Keterangan:Banyak sekali hal-hal penting yang
terkandung dalam hadits ini, diantaranya ialah:
-
Orang yang berpamit yakni hendak meninggal dunia, sebab isi nasihatnya itu sangat mendalam.
-
Memang kita wajib taat pada pemimpin-pemimpin kita yang memegang pemerintahan itu, apabila mereka itu tetap menjalankan pemerintahan sebagaimana yang diridhai oleh Allah.
-
Sunnahku yakni perjalanan dan sari hidupku.
-
Khalifah-khalifah Arrasyidun yakni pengganti-pengganti Nabi yang bijaksana dan senantiasa mengikuti kebenaran. Mereka itu ialah Abu Bakar, Umar, Usman dan Ali radhiallahu 'anhum.
-
Gigitlah teguh-teguh yakni peganglah selalu sekuat-kuatmu dan jangan sampai terlepas sedetikpun.
-
Apa yang disabdakan Nabi s.a.w. ini agaknya kini telah tampak benar, bukankah bermacam-macam perselisihan yang kita hadapi sekarang, baik karena banyak faham yang tumbuh atau memang percekcokan sesama umat Islam sendiri dan lain-lain sebab lagi.

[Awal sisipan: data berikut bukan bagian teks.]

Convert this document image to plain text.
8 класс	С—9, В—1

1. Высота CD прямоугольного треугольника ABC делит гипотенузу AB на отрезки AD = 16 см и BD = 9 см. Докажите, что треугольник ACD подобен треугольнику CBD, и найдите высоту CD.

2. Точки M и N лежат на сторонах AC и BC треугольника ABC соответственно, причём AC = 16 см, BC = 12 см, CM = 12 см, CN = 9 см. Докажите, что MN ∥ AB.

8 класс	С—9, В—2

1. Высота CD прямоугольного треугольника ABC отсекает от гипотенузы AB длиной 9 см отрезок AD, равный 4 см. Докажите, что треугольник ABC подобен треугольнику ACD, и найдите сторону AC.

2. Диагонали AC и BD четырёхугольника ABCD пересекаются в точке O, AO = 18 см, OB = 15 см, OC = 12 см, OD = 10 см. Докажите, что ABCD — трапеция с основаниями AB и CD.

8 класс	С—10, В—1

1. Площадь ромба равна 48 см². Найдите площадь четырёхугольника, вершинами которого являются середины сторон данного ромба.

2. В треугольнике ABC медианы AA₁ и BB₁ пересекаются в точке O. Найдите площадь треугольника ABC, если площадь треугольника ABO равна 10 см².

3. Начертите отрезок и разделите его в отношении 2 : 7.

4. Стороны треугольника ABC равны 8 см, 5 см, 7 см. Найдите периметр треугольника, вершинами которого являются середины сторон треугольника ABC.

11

Karena itu satu-satunya jalan agar kita tetap selamat di dunia dan akhirat ialah dengan berpegang teguh pada sunnah Nabi s.a.w. dan sunnah khalifah-khalifah Arrasyidun, yang pokok kesemuanya itu ialah dalam kandungan al-Quran dan Hadis.
-
Bid'ah yakni sesuatu yang tidak ada dalam agama lalu diada-adakan sehingga seolah-olah itu juga termasuk dalam agama. Bid'ah yang sedemikian inilah yang sesat dan setiap yang sesat pasti ke neraka sebagaimana dalam hadits lain disebutkan: "Maka sesungguhnya setiap sesuatu yang diada-adakan, itu bid'ah dan setiap bid'ah adalah sesat dan setiap kesesatan adalah di dalam neraka."
-
Tetapi kalau yang diada-adakan itu baik (bid'ah hasanah), maka tentu saja tidak terlarang seperti mendirikan sekolah-sekolah (madrasah), pondok-pondok, pesantren-pesantren dengan cara yang serba moden. Semua tidak terlarang sekalipun dalam zaman Rasulullah s.a.w. belum ada.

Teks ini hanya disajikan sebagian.